В работе с символами Махаты, быть может, не столь прямолинеен, не столь безвкусен, как русские; и все же остается впечатление, что его символика не вытекает из органики фильма. Его символы: очки, статуи, кони и все такое – нередко носят привходящий характер. Эти символы вторгаются в безмерно ширящуюся экранную текстуру, в которой привычно плывут его образы; слишком они конкретны, слишком точны, слишком продуманны. Они нарушают, затемняют, рвут на клочки сновидческую специфику ленты. Здесь, на вполне традиционном пространстве экрана, обращение к образу и символу неправомерно. Оно столь же искусственно, как внутренний диалог в литературе. Это не что иное, как попытка адаптировать творческую среду к несвойственной ей технике. Это дурновкусие.

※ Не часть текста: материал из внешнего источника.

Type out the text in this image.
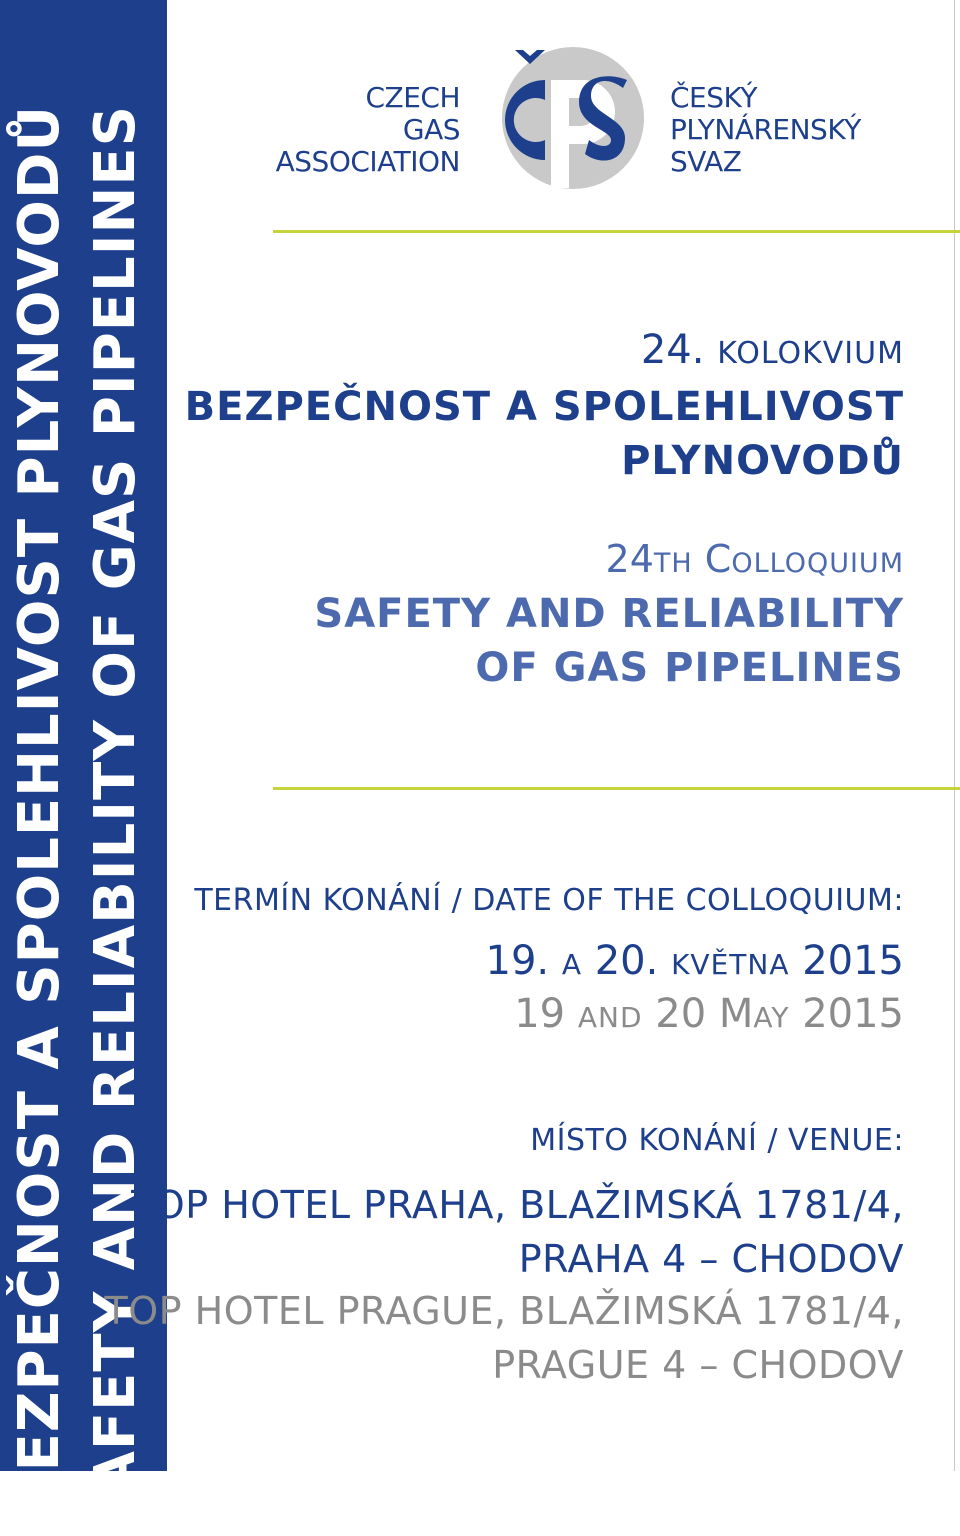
BEZPEČNOST A SPOLEHLIVOST PLYNOVODŮ SAFETY AND RELIABILITY OF GAS PIPELINES
CZECH
GAS
ASSOCIATION
ČESKÝ
PLYNÁRENSKÝ
SVAZ
24. KOLOKVIUM
BEZPEČNOST A SPOLEHLIVOST
PLYNOVODŮ
24TH COLLOQUIUM
SAFETY AND RELIABILITY
OF GAS PIPELINES
TERMÍN KONÁNÍ / DATE OF THE COLLOQUIUM:
19. A 20. KVĚTNA 2015
19 AND 20 MAY 2015
MÍSTO KONÁNÍ / VENUE:
TOP HOTEL PRAHA, BLAŽIMSKÁ 1781/4,
PRAHA 4 – CHODOV
TOP HOTEL PRAGUE, BLAŽIMSKÁ 1781/4,
PRAGUE 4 – CHODOV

Разумеется, очки вполне можно рассматривать как символ современного видения действительности. Они могут воплощать стигму научного знания, навязчивого стремления к тому, что давно умерло, фетишизма, приводящего к слепоте. Сцена, когда муж умирает с очками в руке, воплощает типичную беду современного человека, вынужденного всю жизнь – и даже в момент гибели – полагаться на искусственное зрение. Он родился в очках и умирает в очках – в очках с толстыми тонированными стеклами, которыми офтальмолог (общество) снабдил его еще в зародыше. Он ни разу не взглянул жизни в лицо, и можно усомниться, что когда-нибудь взглянет в лицо смерти. Жизнь обходит его стороной, смерть тоже. Он продолжает влачить свои дни, бессмертный, как таракан.